When was the last time you saw that sentence backed by real data?
What you actually get is: “12 million impressions. 0.3% CTR. 2.1% CVR among site visitors.”
That is not a funnel verification. It is a list of disconnected stage-level KPIs. Nobody traced a single human being from awareness through to purchase and confirmed they followed the funnel.
In other words: companies design strategy around the funnel, then measure something else entirely. Nobody is actually using the funnel for verification.
What Remains After You Drop It
Drop the funnel and what is left?
The quality of the encounter.
Whether it is an ad, a post, a word of mouth, or a search result — what did the person feel the moment they touched the brand? Did anything pull them toward a next step? That is the only question worth asking.
So what is “quality of encounter”?
Picture an Apple product page. No spec sheet wall. No comparison table. No CTA tied to a funnel stage. Just an atmosphere. You start wanting to hold the thing. You start wanting it in your life. Empathy with a life that includes the product arrives before the features do.
Now picture a faithfully funnel-engineered landing page. Awareness banner traffic in. FAQ to dissolve doubt. Comparison table to assert dominance. A limited-time CTA to harvest. Every stage is “designed.” And yet nothing remains. Close the tab and the brand evaporates from memory.
What produces this gap is not better creative or sharper targeting.
It is the atmosphere the brand carries.
Empathy. Resonance. Trust. A vague preference over the competition. The “vague” has no logic in it. Which is exactly why the funnel cannot design it.
Branding is the work of generating that vague preference. It is not the work of designing funnel stages.
Connecting to a Culture
Where does that brand atmosphere come from?
Male, mid-thirties, mid-six-figure income, urban. The old assumption was that demographic targeting would do the work. But two thirty-five-year-old men — one steeped in street culture, one drawn to Scandinavian minimalism — respond to wildly different things.
Demographics measure the outside of a person. Brands need to connect to the inside.
“So let’s build a persona.” Taro Tanaka, 35, IT company, ¥6.5M income, hobbies are camping and craft beer, weekends with the family outdoors.
Personas are everywhere. But a persona is just a name pasted onto a demographic.
Hold a workshop. Stick post-its on the wall. As a team, imagine a day in Taro’s life.
There are tens of thousands of 35-year-old camping-loving IT workers in real life. Will those tens of thousands open their wallets for the same things? Within that same population, the people who chase garage gear and the people who immerse in the Snow Peak universe spend differently.
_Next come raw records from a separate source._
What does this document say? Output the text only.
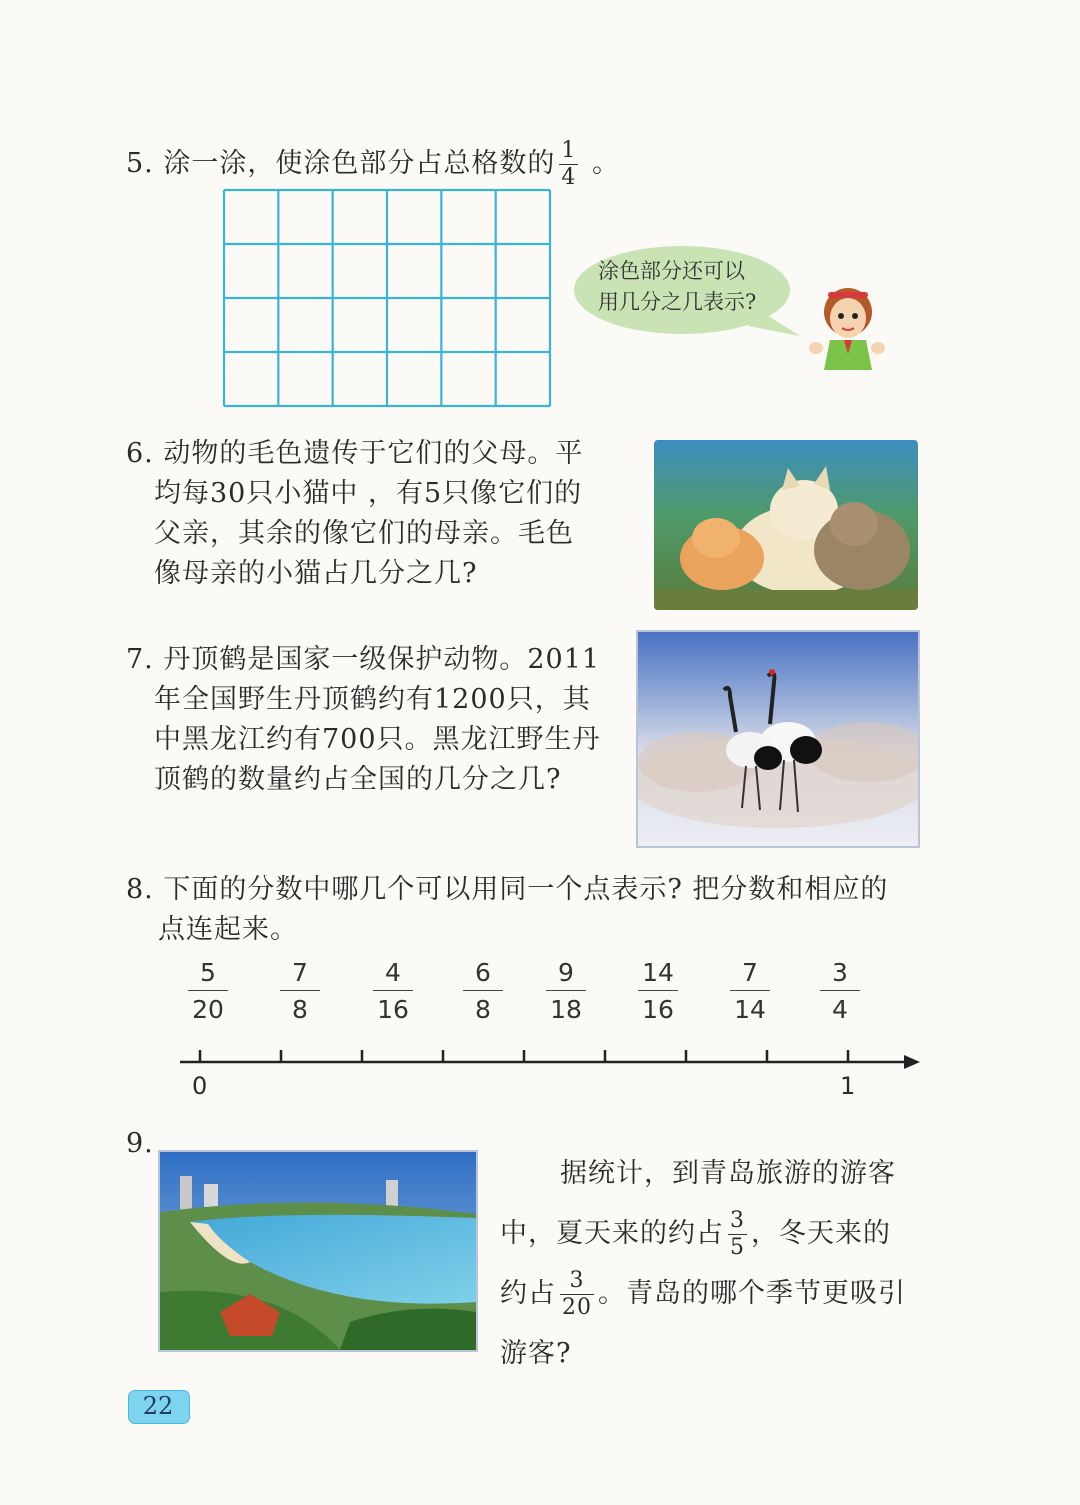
5. 涂一涂，使涂色部分占总格数的 $\frac{1}{4}$ 。
涂色部分还可以
用几分之几表示?
6. 动物的毛色遗传于它们的父母。平
均每30只小猫中 ，有5只像它们的
父亲，其余的像它们的母亲。毛色
像母亲的小猫占几分之几?
7. 丹顶鹤是国家一级保护动物。2011
年全国野生丹顶鹤约有1200只，其
中黑龙江约有700只。黑龙江野生丹
顶鹤的数量约占全国的几分之几?
8. 下面的分数中哪几个可以用同一个点表示? 把分数和相应的
点连起来。
5
20
7
8
4
16
6
8
9
18
14
16
7
14
3
4
0	1
9.
据统计，到青岛旅游的游客
中，夏天来的约占 $\frac{3}{5}$ ，冬天来的
约占 $\frac{3}{20}$ 。青岛的哪个季节更吸引
游客?
22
The moment of purchase is not the same.
A persona pretends to define “who we’re talking to” while defining nothing about “what actually lands.”
The real question is which culture they live inside.
What strikes them as beautiful. What strikes them as embarrassing. Which language they trust. Which visuals they open to. Age and income do not determine that. The culture they belong to does.
Patagonia resonates with environmentally conscious audiences not because of clever ads, but because the brand is plugged into the culture of environmentalism itself. Before selling a product, the brand has a place inside the culture.
The funnel designs how to drop people. The real question is where to stand.
Which culture do you connect to? Will the people inside that culture accept this brand as one of their own? Without planning that in advance, no amount of media spend or funnel diagramming will hit anything.
Not the line of awareness → interest → purchase. The plane of “we exist inside this culture, with this atmosphere.”
What lies past the funnel illusion is a more fundamental question.
Whose culture does this brand live inside, and with what atmosphere?
Sitting with that question is the work that begins where the funnel ends.